The computational analysis of tumor cell sensitivity to supertarget deletion.

Abstract

Gene mutations and altered epigenetic regulation of gene expression are characteristic features of malignant neoplasms. Combinations of these abnormalities form molecular features of individual tumors. In the large-scale Dependency Map (DepMap) project, the broad panels of human tumor cell lines are being tested for sensitivity to single gene inactivation. Using DepMap data, we have previously identified a set of genes termed supertargets, the deletion of which significantly reduced the survival of cells of a particular tissue origin while minimally impairing the unrelated cell lines. In the present study, we determined the factors of viability (inhibition of proliferation or death) of cell lines in which the supertarget genes have been deleted. We found that, in 79 % of cases, the reduced survival may be caused by epigenetic changes of gene expression.

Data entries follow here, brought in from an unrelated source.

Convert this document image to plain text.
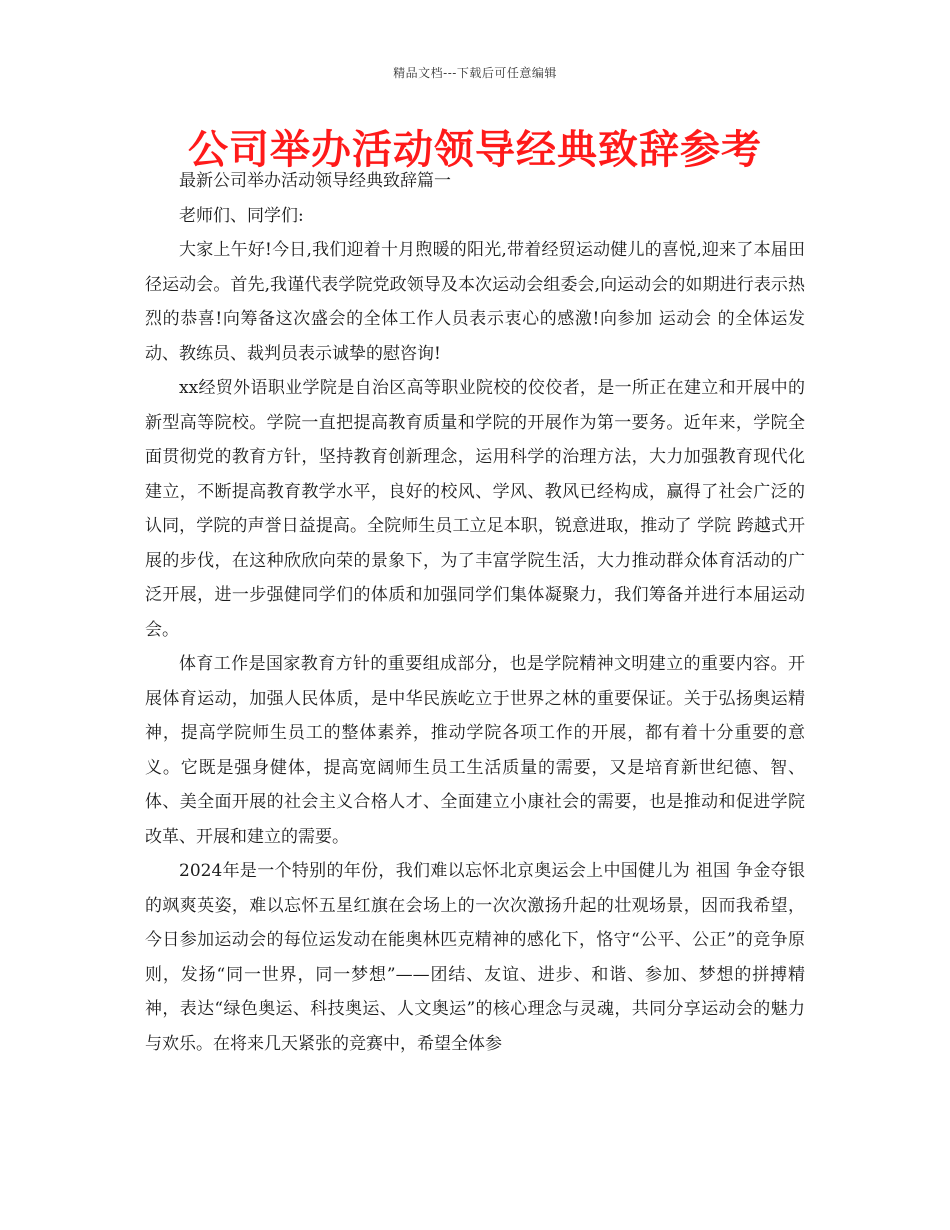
精品文档---下载后可任意编辑
公司举办活动领导经典致辞参考

最新公司举办活动领导经典致辞篇一

老师们、同学们:

大家上午好!今日,我们迎着十月煦暖的阳光,带着经贸运动健儿的喜悦,迎来了本届田径运动会。首先,我谨代表学院党政领导及本次运动会组委会,向运动会的如期进行表示热烈的恭喜!向筹备这次盛会的全体工作人员表示衷心的感激!向参加 运动会 的全体运发动、教练员、裁判员表示诚挚的慰咨询!

xx经贸外语职业学院是自治区高等职业院校的佼佼者，是一所正在建立和开展中的新型高等院校。学院一直把提高教育质量和学院的开展作为第一要务。近年来，学院全面贯彻党的教育方针，坚持教育创新理念，运用科学的治理方法，大力加强教育现代化建立，不断提高教育教学水平，良好的校风、学风、教风已经构成，赢得了社会广泛的认同，学院的声誉日益提高。全院师生员工立足本职，锐意进取，推动了 学院 跨越式开展的步伐，在这种欣欣向荣的景象下，为了丰富学院生活，大力推动群众体育活动的广泛开展，进一步强健同学们的体质和加强同学们集体凝聚力，我们筹备并进行本届运动会。

体育工作是国家教育方针的重要组成部分，也是学院精神文明建立的重要内容。开展体育运动，加强人民体质，是中华民族屹立于世界之林的重要保证。关于弘扬奥运精神，提高学院师生员工的整体素养，推动学院各项工作的开展，都有着十分重要的意义。它既是强身健体，提高宽阔师生员工生活质量的需要，又是培育新世纪德、智、体、美全面开展的社会主义合格人才、全面建立小康社会的需要，也是推动和促进学院改革、开展和建立的需要。

2024年是一个特别的年份，我们难以忘怀北京奥运会上中国健儿为 祖国 争金夺银的飒爽英姿，难以忘怀五星红旗在会场上的一次次激扬升起的壮观场景，因而我希望，今日参加运动会的每位运发动在能奥林匹克精神的感化下，恪守“公平、公正”的竞争原则，发扬“同一世界，同一梦想”——团结、友谊、进步、和谐、参加、梦想的拼搏精神，表达“绿色奥运、科技奥运、人文奥运”的核心理念与灵魂，共同分享运动会的魅力与欢乐。在将来几天紧张的竞赛中，希望全体参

In the remaining 21 % of cases, it is associated with altered gene structure. Three groups containing different types of gene expression alterations can be distinguished. In the first group, the reduced cell survival correlated with a higher expression of the supertarget gene (e. g., SOX10 and HNF1B). In the second group, a gene different from the deleted supertarget was overexpressed (gene pairs: FOXA1 and SPDEF, TP63 and SERPINB13, etc.). The third group was characterized by correlations between low expression of a certain gene and tumor cell sensitivity (e. g., FAM126A and FAM126B, SMARCA2 and SMARCA4). The genetic changes included GOF mutations (KRAS, BRAF genes, etc.), LOF mutations (STAG1, SMARCA2 genes, etc.), gene fusions (BCR-ABL1, PAX3-FOXO1, etc.), and amplification (CPM, BEST3, etc.). Therefore, many different molecular mechanisms act as predictors of tumor cell response to inhibition of supertarget genes.